May 6, 1847
Summary: Hordes of buffalo. Lost spyglass.
Journal entry: THURSDAY: This morning at five - fifteen, President Young called to the camp and proposed to go on to where we can find feed for the teams. The brethren assented and he gave orders to start as quickly as possible. However, some must feed their teams a little corn, some milk their cows, etc., and it took till near six - thirty to get started.
During the night the Lord sent a light shower of rain which has put the fire out except in one or two places and made it perfectly safe traveling. We have had a strong southeast wind through the night but the morning is calm and pleasant. We traveled about two miles and stopped on the unburned grass to feed at a quarter to seven.
Several antelope were surrounded by the brethren and some shot at them, killing one. The rest made their escape. We can see several large herds of buffalo, within about two miles of the camp and many calves amongst them. President Young and Kimball rode ahead to find a place to stop for feed. The ground is hard and good traveling.
At a quarter to nine, proceeded on, President Young and Kimball going ahead to point out the road. Our course about northwest, the wind strong from west. We traveled near the river. Saw thirteen elk together, also many antelope and numerous herds of buffalo on both sides of the river. Jackson Redding shot an antelope which Luke Johnson chased near the wagons.
A young buffalo calf followed Luke to camp, but the President advised him to leave it as it is only a few days old. We stopped near the river at a quarter to twelve, having traveled about six miles.
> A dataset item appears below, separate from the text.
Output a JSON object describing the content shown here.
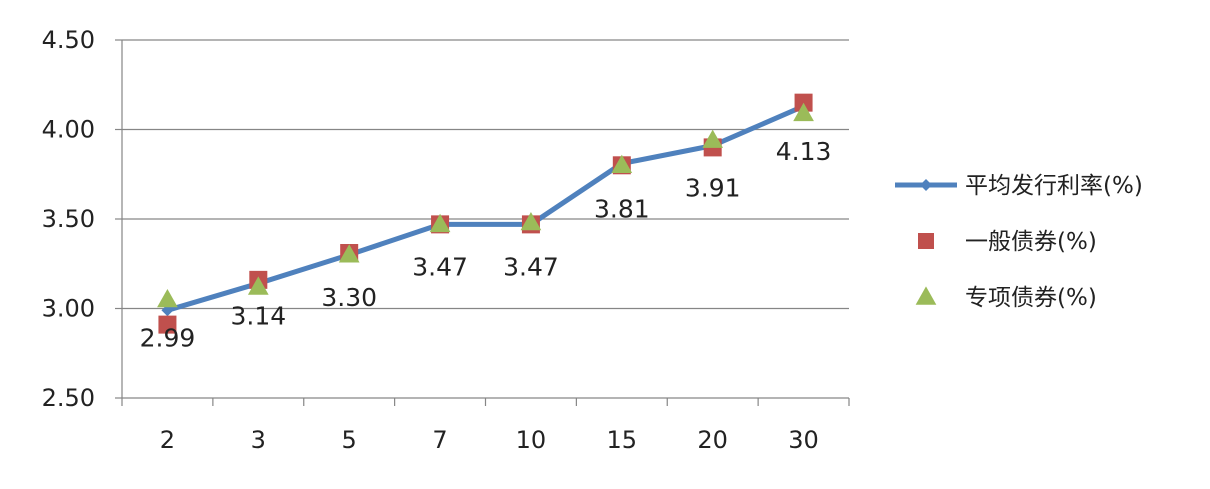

We find a little more grass here, but the numerous herds of buffalo keep it eaten off close to the ground nearly all the way we have traveled today.
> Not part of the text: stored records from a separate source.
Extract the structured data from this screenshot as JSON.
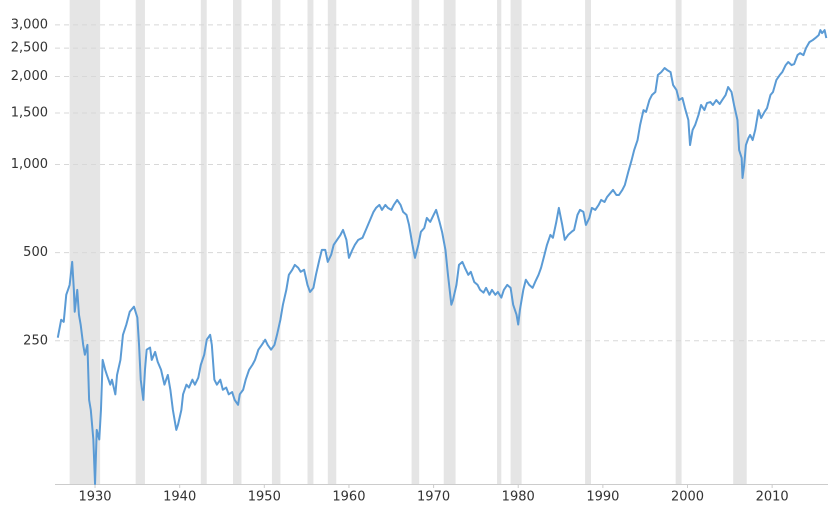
{
  "chart_data": {
    "type": "line",
    "log_scale": true,
    "grid": true,
    "xlim": [
      1925.27,
      2016.6
    ],
    "xticks": [
      1930,
      1940,
      1950,
      1960,
      1970,
      1980,
      1990,
      2000,
      2010
    ],
    "ylim": [
      81,
      3650
    ],
    "yticks": [
      250,
      500,
      {
        "value": 1000,
        "label": "1,000"
      },
      {
        "value": 1500,
        "label": "1,500"
      },
      {
        "value": 2000,
        "label": "2,000"
      },
      {
        "value": 2500,
        "label": "2,500"
      },
      {
        "value": 3000,
        "label": "3,000"
      }
    ],
    "shaded_ranges": [
      [
        1927.0,
        1930.6
      ],
      [
        1934.8,
        1935.9
      ],
      [
        1942.5,
        1943.2
      ],
      [
        1946.3,
        1947.3
      ],
      [
        1950.9,
        1951.9
      ],
      [
        1955.1,
        1955.8
      ],
      [
        1957.5,
        1958.5
      ],
      [
        1967.4,
        1968.3
      ],
      [
        1971.2,
        1972.6
      ],
      [
        1977.5,
        1978.0
      ],
      [
        1979.1,
        1980.4
      ],
      [
        1987.9,
        1988.6
      ],
      [
        1998.6,
        1999.3
      ],
      [
        2005.4,
        2007.0
      ]
    ],
    "shade_color": "#e5e5e5",
    "series": [
      {
        "color": "#5b9bd5",
        "x": [
          1925.6,
          1926.0,
          1926.3,
          1926.6,
          1926.8,
          1927.0,
          1927.3,
          1927.5,
          1927.6,
          1927.9,
          1928.1,
          1928.3,
          1928.6,
          1928.8,
          1929.1,
          1929.3,
          1929.5,
          1929.8,
          1930.0,
          1930.2,
          1930.5,
          1930.7,
          1930.9,
          1931.2,
          1931.4,
          1931.8,
          1932.0,
          1932.4,
          1932.6,
          1933.0,
          1933.3,
          1933.7,
          1934.1,
          1934.6,
          1935.0,
          1935.2,
          1935.4,
          1935.7,
          1935.9,
          1936.1,
          1936.5,
          1936.7,
          1937.1,
          1937.4,
          1937.8,
          1938.2,
          1938.4,
          1938.6,
          1938.9,
          1939.2,
          1939.6,
          1939.8,
          1940.2,
          1940.4,
          1940.8,
          1941.1,
          1941.5,
          1941.8,
          1942.2,
          1942.5,
          1942.9,
          1943.2,
          1943.6,
          1943.8,
          1944.1,
          1944.4,
          1944.8,
          1945.1,
          1945.5,
          1945.8,
          1946.2,
          1946.5,
          1946.9,
          1947.1,
          1947.5,
          1947.8,
          1948.2,
          1948.6,
          1948.9,
          1949.3,
          1949.7,
          1950.1,
          1950.4,
          1950.8,
          1951.2,
          1951.5,
          1951.9,
          1952.2,
          1952.6,
          1952.9,
          1953.3,
          1953.6,
          1954.0,
          1954.3,
          1954.7,
          1955.1,
          1955.4,
          1955.8,
          1956.1,
          1956.5,
          1956.8,
          1957.2,
          1957.5,
          1957.9,
          1958.2,
          1958.6,
          1959.0,
          1959.3,
          1959.7,
          1960.0,
          1960.4,
          1960.7,
          1961.1,
          1961.6,
          1962.0,
          1962.5,
          1962.9,
          1963.2,
          1963.6,
          1963.9,
          1964.3,
          1964.6,
          1965.0,
          1965.3,
          1965.7,
          1966.1,
          1966.4,
          1966.8,
          1967.1,
          1967.5,
          1967.8,
          1968.2,
          1968.5,
          1968.9,
          1969.2,
          1969.6,
          1970.0,
          1970.3,
          1970.7,
          1971.0,
          1971.4,
          1971.7,
          1972.1,
          1972.3,
          1972.7,
          1973.0,
          1973.4,
          1973.7,
          1974.1,
          1974.4,
          1974.8,
          1975.2,
          1975.5,
          1975.9,
          1976.2,
          1976.6,
          1976.9,
          1977.3,
          1977.6,
          1978.0,
          1978.3,
          1978.7,
          1979.1,
          1979.4,
          1979.8,
          1980.0,
          1980.2,
          1980.6,
          1980.9,
          1981.3,
          1981.7,
          1982.0,
          1982.4,
          1982.7,
          1983.1,
          1983.4,
          1983.8,
          1984.1,
          1984.5,
          1984.8,
          1985.2,
          1985.5,
          1985.9,
          1986.3,
          1986.6,
          1987.0,
          1987.3,
          1987.7,
          1988.0,
          1988.4,
          1988.7,
          1989.1,
          1989.5,
          1989.8,
          1990.2,
          1990.5,
          1990.9,
          1991.2,
          1991.6,
          1991.9,
          1992.3,
          1992.6,
          1993.0,
          1993.4,
          1993.7,
          1994.1,
          1994.4,
          1994.8,
          1995.1,
          1995.5,
          1995.8,
          1996.2,
          1996.5,
          1996.9,
          1997.3,
          1997.6,
          1998.0,
          1998.3,
          1998.7,
          1999.0,
          1999.4,
          1999.7,
          2000.1,
          2000.3,
          2000.6,
          2000.9,
          2001.3,
          2001.6,
          2002.0,
          2002.3,
          2002.7,
          2003.0,
          2003.4,
          2003.8,
          2004.1,
          2004.5,
          2004.8,
          2005.2,
          2005.5,
          2005.9,
          2006.1,
          2006.4,
          2006.5,
          2006.7,
          2006.9,
          2007.2,
          2007.4,
          2007.7,
          2008.0,
          2008.4,
          2008.7,
          2009.1,
          2009.4,
          2009.8,
          2010.1,
          2010.5,
          2010.9,
          2011.2,
          2011.6,
          2011.9,
          2012.3,
          2012.6,
          2013.0,
          2013.3,
          2013.7,
          2014.0,
          2014.4,
          2014.8,
          2015.1,
          2015.5,
          2015.7,
          2015.9,
          2016.2,
          2016.4
        ],
        "values": [
          256,
          295,
          290,
          359,
          373,
          388,
          465,
          373,
          314,
          373,
          307,
          284,
          242,
          224,
          242,
          157,
          145,
          115,
          81,
          124,
          115,
          145,
          215,
          199,
          191,
          177,
          184,
          164,
          191,
          215,
          262,
          284,
          314,
          327,
          300,
          242,
          184,
          157,
          199,
          233,
          237,
          215,
          229,
          212,
          199,
          177,
          184,
          191,
          170,
          145,
          124,
          129,
          145,
          164,
          177,
          173,
          184,
          177,
          187,
          207,
          224,
          252,
          262,
          242,
          184,
          177,
          184,
          170,
          173,
          164,
          167,
          157,
          151,
          164,
          170,
          184,
          199,
          207,
          215,
          233,
          242,
          252,
          242,
          233,
          242,
          262,
          295,
          332,
          373,
          420,
          437,
          454,
          444,
          430,
          437,
          388,
          367,
          379,
          420,
          472,
          511,
          511,
          465,
          492,
          532,
          553,
          575,
          598,
          553,
          480,
          511,
          532,
          553,
          562,
          598,
          647,
          689,
          711,
          728,
          700,
          728,
          711,
          700,
          728,
          757,
          728,
          689,
          673,
          622,
          532,
          480,
          532,
          589,
          607,
          657,
          637,
          673,
          700,
          637,
          589,
          511,
          420,
          332,
          345,
          388,
          454,
          465,
          444,
          420,
          430,
          397,
          388,
          373,
          365,
          379,
          359,
          373,
          359,
          367,
          351,
          373,
          388,
          379,
          332,
          307,
          284,
          319,
          373,
          404,
          388,
          379,
          397,
          420,
          444,
          492,
          532,
          575,
          562,
          637,
          711,
          622,
          553,
          575,
          589,
          598,
          673,
          700,
          689,
          622,
          657,
          711,
          700,
          728,
          757,
          745,
          775,
          800,
          819,
          787,
          787,
          819,
          852,
          943,
          1036,
          1121,
          1213,
          1365,
          1535,
          1513,
          1661,
          1728,
          1770,
          2023,
          2070,
          2137,
          2103,
          2070,
          1869,
          1797,
          1661,
          1688,
          1560,
          1420,
          1166,
          1312,
          1365,
          1477,
          1598,
          1535,
          1622,
          1635,
          1598,
          1661,
          1610,
          1661,
          1728,
          1840,
          1770,
          1598,
          1420,
          1121,
          1053,
          900,
          997,
          1166,
          1233,
          1262,
          1213,
          1312,
          1535,
          1442,
          1513,
          1560,
          1728,
          1770,
          1945,
          2023,
          2070,
          2187,
          2241,
          2187,
          2205,
          2366,
          2403,
          2366,
          2500,
          2620,
          2663,
          2705,
          2768,
          2880,
          2813,
          2880,
          2705
        ]
      }
    ]
  }
}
The President gave orders that no more game should be killed until further orders. It appears we have got as much meat in camp as can be taken care of.
While we were stopping for noon, some of the cows moved off towards a large buffalo herd, and when President Young and Kimball started ahead after dinner they discovered the cows near the buffalo. Brother Woolsey went to turn them back, but be had to run his mule some distance before he could prevent the cows from mingling with the buffalo. They brought the cows back to the wagons and then proceeded ahead again.
One part of the horsemen ' s business today has been to drive the buffalo out of our track, judging it unsafe to risk them between the wagons and the river. The camp proceeded on at one - thirty and in about two miles distance found a lake of clear water. Here we discovered the horsemen coming back, and found that the President had lost his large spy glass, while chasing the cows from the buffalo herd, a second time. He did not find it.
We traveled slowly this afternoon, some of the horses and oxen having given out in consequence of lack of feed to sustain them. We traveled till six - thirty and camped near some islands in the river, having traveled about seven miles this afternoon and fifteen through the day, our coarse a little west of northwest. Wind about west.
Some think we have traveled eighteen, some twenty and some even twenty - five miles today, but from the number of times we stopped and the slowness with which the teams moved, I feel satisfied that fifteen miles is plenty. About three quarters of a mile back we saw a buffalo cow which appears to be sick. She fought the dogs some time and then lay down, and the brethren went close to her, some venturing to feel and handle her. I was within six or eight feet of her and had a good view, as much as I wanted. She has lost all her hair and looks very poor and weak. The President ordered that the brethren leave her and not disturb her and she was left lying down, but it is doubtful the wolves will kill and eat her before morning.
When the brethren went back to hunt the spy glass they found that the wolves had killed the calf and nearly eaten it up. What they had not eaten, they carried off with them. We have never been out of sight of herds of buffalo today, and from where we are camped, I am satisfied we can see over five thousand with the glass. The largest herd, we have yet seen is still ahead of us. The prairie looks black with them, both on this and the other side of the river. Some think we have passed fifty, and some even a hundred thousand during the day, or have seen them. It is truly a sight wonderful to behold, and can scarcely be credited by those who have not actually seen them.